Artificial intelligence holds great potential, for instance for quality control in manufacturing companies. Yet the procedure for training AI models is complex and calls for mathematic knowledge. Ultimately, such analyses may involve countless parameters. The barriers to entry, then, are high – small and medium-sized enterprises (SMEs) that do not have their own development department often shy away from AI applications. Ongoing operation also calls for expertise: If a component’s product design or geometry is altered slightly after an AI algorithm has been programmed, the algorithm will initially see this as an error. The AI then needs to be retrained.
SMEs are taking note: Artificial intelligence can also be handled without expert knowledge
The “IDMT-ISAAC” software from the Fraunhofer Institute for Digital Media Technology IDMT in Ilmenau helps users without any expert knowledge of AI to overcome these hurdles.

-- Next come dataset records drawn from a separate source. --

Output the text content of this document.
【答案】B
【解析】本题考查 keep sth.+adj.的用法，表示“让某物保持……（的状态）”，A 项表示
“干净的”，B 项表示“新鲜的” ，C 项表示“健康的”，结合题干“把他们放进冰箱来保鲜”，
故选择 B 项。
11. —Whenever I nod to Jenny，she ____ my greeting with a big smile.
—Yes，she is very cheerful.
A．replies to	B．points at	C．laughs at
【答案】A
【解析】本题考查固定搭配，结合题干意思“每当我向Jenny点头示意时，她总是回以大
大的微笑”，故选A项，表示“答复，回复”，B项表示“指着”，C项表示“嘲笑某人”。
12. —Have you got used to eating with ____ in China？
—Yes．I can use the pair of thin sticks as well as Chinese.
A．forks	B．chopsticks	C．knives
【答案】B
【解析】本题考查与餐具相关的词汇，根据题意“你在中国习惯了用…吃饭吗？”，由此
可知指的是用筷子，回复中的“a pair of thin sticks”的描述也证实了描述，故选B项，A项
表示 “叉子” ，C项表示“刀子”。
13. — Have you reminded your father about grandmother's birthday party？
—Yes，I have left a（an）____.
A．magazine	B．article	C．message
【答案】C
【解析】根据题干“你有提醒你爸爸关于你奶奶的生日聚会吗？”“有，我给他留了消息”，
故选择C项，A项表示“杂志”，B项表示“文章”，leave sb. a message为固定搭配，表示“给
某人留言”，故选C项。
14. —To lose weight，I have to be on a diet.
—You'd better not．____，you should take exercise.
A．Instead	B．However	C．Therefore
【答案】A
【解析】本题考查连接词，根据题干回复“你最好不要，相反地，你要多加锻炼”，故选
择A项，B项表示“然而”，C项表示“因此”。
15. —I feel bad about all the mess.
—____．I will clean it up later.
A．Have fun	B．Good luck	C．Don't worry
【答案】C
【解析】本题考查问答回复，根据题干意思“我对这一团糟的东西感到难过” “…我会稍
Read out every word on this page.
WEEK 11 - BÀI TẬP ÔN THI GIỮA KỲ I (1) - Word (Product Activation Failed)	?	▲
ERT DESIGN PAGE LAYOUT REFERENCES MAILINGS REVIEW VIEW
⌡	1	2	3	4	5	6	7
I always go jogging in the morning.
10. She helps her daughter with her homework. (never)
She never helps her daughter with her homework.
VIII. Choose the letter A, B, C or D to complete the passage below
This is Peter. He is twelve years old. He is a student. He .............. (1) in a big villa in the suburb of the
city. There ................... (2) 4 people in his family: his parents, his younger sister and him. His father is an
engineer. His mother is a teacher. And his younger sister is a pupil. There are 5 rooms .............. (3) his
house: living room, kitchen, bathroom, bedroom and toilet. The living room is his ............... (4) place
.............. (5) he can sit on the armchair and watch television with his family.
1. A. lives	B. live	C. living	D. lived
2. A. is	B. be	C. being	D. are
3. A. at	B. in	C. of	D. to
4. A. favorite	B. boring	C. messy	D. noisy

IDMT-ISAAC stands for Industrial Sound Analysis for Automated Quality Control. “We aim to qualify SMEs to modify and adapt the AI algorithms themselves,” explains Judith Liebetrau, Group Lead Industrial Media Applications at Fraunhofer IDMT. “They can apply IDMT-ISAAC to their own audio data and retrain the software to obtain fast and reliable results and decision-making aids for their quality assurance procedures.”
As experienced machine operators will know, the sound of the process betrays many a defect. IDMT-ISAAC too relies on sound: The researchers trained the system with recorded acoustic data from welding processes. The AI software analyzes the typical process noises and draws conclusions about the quality of the weld seam in question from the audio data. At the core of IDMT-ISAAC is a framework that allows users to change various parameters with just a few clicks, teaching the AI about a product geometry change, for example, in the process. The plan is to adapt the software to live operations in summer 2021. The system should then be able to promptly analyze real-time data from production and optimize the quality assurance processes. And the aim is to have the software actively intervening in production within the next three to four years.
The framework offers new analysis potentials for more than just welding processes. “We have integrated various methods into the module to allow other process like milling to be mapped relatively quickly,” explains Liebetrau. Looking forward, companies will also be able to use their own software and access the Institute’s AI on the server at Fraunhofer IDMT via an interface. No matter whether the companies integrate the AI into their own systems through the framework or access it over an interface: the data are processed anonymously, and so data protection and data security requirements are fulfilled at all times.
Understanding AI decisions
Various user profiles can be applied to adapt the software for a number of user groups: for both novices and accomplished AI users. AI algorithm developers like to get a sense, for example, of how AI takes its decisions and which sounds it uses as a basis for those decisions. “We are therefore taking the framework a step closer to Explainable AI, in order to make AI more comprehensible,” says Liebetrau.
The researchers will be showcasing their development at the Hannover Messe from April 12-16, 2021. Visitors to the virtual booth (link) will be able to use IDMT-ISAAC to apply artificial intelligence models to industrial audio data to check their quality.